As memórias do livro
Acabo de ler um livro muito interessante e também instigante. Geraldine Brooks escreveu "People of the book, que no Brasil foi traduzido por As memórias do Livro: romance sobre o manuscrito de Sarajevo (Ediouro, 2008). Além da narrativa ser agradável, cobrindo em torno de 500 anos de história dos judeus na Europa - do fim da idade média até 2000, a trama gira em torno de uma Hagadá de páscoa e os acontecimentos relativos a trajetória deste livro e do processo de sua restauração/conservação.
Uma informação importante - para leitores que como eu não são judeus - as hagadás são narrativas judaicas que partem das Escrituras, mas estão marcadas por livre interpretação e mesmo pela fantasia daqueles que as criaram. Muitas delas fazem parte da tradição judaica e estão presentes no Talmud e na Mishná. Sendo contadas onde existirem comunidades judaicas e também suas sinagogas.
Há muitos aspectos interessantes no livro, mas vou destacar apenas 3 deles. 1) Descreve em minúcias o ofício de restaurar/conservar livros antigos. O cuidado com o manuseio do livro, a atenção as texturas presentes nas tintas e os materiais utilizados para a obtenção da cor, revelam complexidade e também os valores presentes neste processo. Respeito e até mesmo uma certa reverência a essa forma de memória e expressão de nossa humanidade.
2)A paixão pelo livro não depende de alguém ser judeu, cristão ou muçulmano, mas ao fato de que aquela obra existe e é expressão de nossa humanidade. A 'história' da Hagadá de páscoa desde sua criação até o momento da restauração/conservação está profundamente marcada pelos encontros e desencontros entre etnias, religiosidades e culturas - presentes em judeus, cristãos e muçulmanos. A autora descreve autos de fé - inquisição, a convivência e as contradições presentes na relação dos cristãos junto aos judeus. Também mostra aspectos de 'diálogo' e encontros positivos.

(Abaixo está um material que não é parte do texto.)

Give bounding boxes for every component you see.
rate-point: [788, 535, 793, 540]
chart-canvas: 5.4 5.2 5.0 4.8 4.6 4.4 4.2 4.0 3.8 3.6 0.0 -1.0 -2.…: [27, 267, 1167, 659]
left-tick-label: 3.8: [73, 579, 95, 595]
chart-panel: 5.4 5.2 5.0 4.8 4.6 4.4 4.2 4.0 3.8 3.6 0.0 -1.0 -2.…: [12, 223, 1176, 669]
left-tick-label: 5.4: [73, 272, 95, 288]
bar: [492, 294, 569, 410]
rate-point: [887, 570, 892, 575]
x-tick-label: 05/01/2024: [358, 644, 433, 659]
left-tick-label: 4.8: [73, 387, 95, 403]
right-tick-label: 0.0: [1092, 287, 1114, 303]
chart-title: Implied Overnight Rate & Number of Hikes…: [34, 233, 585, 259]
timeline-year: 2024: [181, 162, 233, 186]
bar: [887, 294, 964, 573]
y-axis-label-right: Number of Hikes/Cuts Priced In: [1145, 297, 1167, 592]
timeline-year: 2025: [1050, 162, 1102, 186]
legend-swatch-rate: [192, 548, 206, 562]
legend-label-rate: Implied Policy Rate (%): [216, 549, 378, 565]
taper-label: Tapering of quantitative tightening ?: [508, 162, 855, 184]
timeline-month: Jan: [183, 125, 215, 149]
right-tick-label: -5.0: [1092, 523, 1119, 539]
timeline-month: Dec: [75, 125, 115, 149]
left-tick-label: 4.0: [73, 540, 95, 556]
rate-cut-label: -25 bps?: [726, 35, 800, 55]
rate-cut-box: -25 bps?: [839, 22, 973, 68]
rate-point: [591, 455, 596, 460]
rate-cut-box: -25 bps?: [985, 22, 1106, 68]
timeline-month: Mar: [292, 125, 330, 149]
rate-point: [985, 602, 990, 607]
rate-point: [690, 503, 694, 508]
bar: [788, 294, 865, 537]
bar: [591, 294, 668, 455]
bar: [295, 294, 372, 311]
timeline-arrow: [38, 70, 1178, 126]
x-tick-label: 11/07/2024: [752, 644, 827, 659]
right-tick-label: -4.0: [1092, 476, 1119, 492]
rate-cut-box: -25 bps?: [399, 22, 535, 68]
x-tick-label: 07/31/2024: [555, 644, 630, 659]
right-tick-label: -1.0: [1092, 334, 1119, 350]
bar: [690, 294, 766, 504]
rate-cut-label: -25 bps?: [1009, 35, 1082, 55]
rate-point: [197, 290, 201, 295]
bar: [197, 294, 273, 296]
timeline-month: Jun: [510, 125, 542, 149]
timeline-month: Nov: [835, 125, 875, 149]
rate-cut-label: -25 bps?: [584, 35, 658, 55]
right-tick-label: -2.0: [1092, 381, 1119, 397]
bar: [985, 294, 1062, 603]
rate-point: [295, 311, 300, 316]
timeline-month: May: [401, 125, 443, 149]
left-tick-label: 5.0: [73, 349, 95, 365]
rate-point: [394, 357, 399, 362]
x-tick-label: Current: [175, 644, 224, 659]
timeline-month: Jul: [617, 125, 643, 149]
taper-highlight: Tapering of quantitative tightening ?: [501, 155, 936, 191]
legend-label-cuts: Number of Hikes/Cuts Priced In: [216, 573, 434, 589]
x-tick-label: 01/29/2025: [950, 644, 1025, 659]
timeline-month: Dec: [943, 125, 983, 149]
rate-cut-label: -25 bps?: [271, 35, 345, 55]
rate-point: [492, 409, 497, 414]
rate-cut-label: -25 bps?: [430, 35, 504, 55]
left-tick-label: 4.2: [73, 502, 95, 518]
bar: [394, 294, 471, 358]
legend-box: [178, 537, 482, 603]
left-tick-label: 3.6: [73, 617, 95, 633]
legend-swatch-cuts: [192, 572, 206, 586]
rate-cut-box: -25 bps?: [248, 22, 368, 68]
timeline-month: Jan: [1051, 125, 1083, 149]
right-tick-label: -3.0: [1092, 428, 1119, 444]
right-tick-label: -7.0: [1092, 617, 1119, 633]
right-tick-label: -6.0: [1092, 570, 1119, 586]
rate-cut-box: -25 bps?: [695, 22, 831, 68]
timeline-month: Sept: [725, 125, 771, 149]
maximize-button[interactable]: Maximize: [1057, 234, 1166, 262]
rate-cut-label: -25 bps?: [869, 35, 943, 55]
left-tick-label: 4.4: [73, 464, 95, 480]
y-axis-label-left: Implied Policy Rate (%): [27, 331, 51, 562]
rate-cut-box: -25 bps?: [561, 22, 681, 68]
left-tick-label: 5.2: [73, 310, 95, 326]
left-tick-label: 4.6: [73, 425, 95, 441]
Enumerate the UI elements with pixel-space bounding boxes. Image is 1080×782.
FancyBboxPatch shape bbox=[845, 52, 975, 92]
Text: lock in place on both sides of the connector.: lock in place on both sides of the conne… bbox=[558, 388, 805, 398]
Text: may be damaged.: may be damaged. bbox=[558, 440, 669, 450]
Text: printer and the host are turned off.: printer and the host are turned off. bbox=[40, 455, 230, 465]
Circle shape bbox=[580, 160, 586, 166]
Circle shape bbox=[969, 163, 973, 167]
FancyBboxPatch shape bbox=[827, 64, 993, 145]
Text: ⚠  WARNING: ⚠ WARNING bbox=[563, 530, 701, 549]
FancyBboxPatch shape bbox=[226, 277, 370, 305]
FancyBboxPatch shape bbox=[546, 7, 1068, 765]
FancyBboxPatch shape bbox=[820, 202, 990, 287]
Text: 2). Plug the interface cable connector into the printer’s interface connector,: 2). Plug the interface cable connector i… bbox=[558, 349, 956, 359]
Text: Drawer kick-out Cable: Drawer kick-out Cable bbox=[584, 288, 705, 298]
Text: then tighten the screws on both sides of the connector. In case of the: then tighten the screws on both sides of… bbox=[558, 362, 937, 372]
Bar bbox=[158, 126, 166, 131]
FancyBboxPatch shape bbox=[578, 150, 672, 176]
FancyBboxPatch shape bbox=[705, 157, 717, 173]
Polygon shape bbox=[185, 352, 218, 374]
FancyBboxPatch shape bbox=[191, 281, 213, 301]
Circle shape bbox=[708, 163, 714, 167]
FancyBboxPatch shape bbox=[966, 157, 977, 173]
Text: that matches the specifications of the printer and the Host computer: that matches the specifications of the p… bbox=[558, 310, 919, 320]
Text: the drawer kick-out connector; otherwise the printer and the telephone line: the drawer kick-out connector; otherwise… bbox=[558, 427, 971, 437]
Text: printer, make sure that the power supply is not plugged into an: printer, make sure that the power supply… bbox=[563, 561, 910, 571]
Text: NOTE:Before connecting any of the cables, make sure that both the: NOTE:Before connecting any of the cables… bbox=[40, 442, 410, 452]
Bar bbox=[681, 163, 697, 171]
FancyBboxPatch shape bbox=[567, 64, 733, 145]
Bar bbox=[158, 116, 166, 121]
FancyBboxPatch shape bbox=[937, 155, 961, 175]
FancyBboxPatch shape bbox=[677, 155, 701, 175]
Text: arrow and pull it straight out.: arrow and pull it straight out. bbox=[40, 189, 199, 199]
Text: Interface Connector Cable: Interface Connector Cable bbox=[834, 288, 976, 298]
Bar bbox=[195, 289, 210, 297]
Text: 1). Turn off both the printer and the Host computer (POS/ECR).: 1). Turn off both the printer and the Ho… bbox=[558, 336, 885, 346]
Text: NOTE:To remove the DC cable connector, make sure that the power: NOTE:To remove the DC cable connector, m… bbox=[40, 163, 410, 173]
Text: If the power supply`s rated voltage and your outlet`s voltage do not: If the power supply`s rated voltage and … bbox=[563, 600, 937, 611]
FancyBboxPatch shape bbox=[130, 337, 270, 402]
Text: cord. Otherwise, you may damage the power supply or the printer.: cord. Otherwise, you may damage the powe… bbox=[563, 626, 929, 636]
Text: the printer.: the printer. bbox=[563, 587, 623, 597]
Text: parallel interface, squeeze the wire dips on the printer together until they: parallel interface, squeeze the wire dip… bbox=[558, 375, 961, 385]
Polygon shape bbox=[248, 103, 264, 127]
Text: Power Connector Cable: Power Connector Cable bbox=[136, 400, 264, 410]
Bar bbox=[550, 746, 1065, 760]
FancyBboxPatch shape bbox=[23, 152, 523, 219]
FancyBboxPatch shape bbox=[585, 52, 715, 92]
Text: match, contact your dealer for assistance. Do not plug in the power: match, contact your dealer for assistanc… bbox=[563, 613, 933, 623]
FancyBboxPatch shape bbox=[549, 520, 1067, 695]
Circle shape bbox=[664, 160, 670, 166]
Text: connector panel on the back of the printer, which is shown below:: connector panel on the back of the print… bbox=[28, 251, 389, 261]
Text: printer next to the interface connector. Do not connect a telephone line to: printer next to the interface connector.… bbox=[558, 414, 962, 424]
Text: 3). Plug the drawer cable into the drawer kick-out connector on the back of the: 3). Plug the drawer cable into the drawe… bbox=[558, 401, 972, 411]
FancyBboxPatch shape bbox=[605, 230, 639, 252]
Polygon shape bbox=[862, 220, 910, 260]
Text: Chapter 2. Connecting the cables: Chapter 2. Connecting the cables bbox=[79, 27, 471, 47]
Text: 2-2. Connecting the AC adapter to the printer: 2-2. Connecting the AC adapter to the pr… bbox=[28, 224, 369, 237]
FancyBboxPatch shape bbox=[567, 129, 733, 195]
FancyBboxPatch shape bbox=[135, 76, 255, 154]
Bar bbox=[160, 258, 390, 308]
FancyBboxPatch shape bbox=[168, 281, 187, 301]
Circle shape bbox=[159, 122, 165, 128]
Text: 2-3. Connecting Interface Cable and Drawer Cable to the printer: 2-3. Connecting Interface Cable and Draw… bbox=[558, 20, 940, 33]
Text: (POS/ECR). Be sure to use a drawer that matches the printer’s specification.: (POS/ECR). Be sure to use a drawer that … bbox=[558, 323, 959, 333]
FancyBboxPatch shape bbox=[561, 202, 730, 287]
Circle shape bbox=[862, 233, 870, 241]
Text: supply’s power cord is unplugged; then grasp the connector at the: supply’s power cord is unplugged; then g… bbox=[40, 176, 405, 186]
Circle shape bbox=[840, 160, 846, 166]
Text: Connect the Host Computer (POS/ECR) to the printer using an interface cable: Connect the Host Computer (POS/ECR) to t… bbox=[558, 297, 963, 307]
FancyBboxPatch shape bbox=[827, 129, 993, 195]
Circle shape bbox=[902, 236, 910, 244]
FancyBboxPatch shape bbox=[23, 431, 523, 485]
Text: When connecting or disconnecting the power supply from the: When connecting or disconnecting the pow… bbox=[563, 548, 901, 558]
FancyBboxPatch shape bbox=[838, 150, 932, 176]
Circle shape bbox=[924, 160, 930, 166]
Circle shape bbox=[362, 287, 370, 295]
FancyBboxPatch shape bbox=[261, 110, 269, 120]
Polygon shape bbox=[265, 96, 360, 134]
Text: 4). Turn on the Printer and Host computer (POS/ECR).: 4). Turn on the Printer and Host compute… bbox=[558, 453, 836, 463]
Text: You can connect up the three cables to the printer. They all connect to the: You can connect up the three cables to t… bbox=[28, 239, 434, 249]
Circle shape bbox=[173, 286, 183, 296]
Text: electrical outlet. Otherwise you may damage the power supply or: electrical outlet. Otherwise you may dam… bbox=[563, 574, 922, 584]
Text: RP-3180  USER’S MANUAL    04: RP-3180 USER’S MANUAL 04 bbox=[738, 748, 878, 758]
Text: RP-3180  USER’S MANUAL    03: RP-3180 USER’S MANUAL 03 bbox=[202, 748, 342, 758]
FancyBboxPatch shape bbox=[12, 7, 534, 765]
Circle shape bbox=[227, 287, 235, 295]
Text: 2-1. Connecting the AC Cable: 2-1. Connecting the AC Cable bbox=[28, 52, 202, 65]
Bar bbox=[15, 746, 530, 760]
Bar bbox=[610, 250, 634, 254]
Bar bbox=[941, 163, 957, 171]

3) A autora oferece ao leitor (numa viagem de 500 anos) cenas do cotidiano, onde judeus, cristãos e muçulmanos ao viverem o que lhes é próprio, se aproximam e colaboram para que o livro (a Hagadá) não se perca ou seja destruída. Sendo o principal cenário descrito a cidade e Sarajevo - tanto em seu passado multiétnico, quanto após a guerra no final do século XX.
O livro de Brooks é uma obra de ficção, mas há inúmeras referências que efetivamente são históricas (tal como o Diretor do Museu que durante a 2ª guerra mundial escondeu a Hagadá, etc).
Recomendo, com certeza, esta está leitura a quem tenha interesse em história judaica, quem gosta de ficção com conteúdo histórico e, para qualquer pessoa que se interessa por situações de diálogo entre culturas e religiões diversas. Afinal, nós brasileiros somos fruto da diversidade étnico-cultural e, mesmo em meio à grandes contradições em função da desigualdade e do racismo estrutural, a cada dia reencontramos sinais de que tudo o que vivemos e somos é parte de nossa condição humana.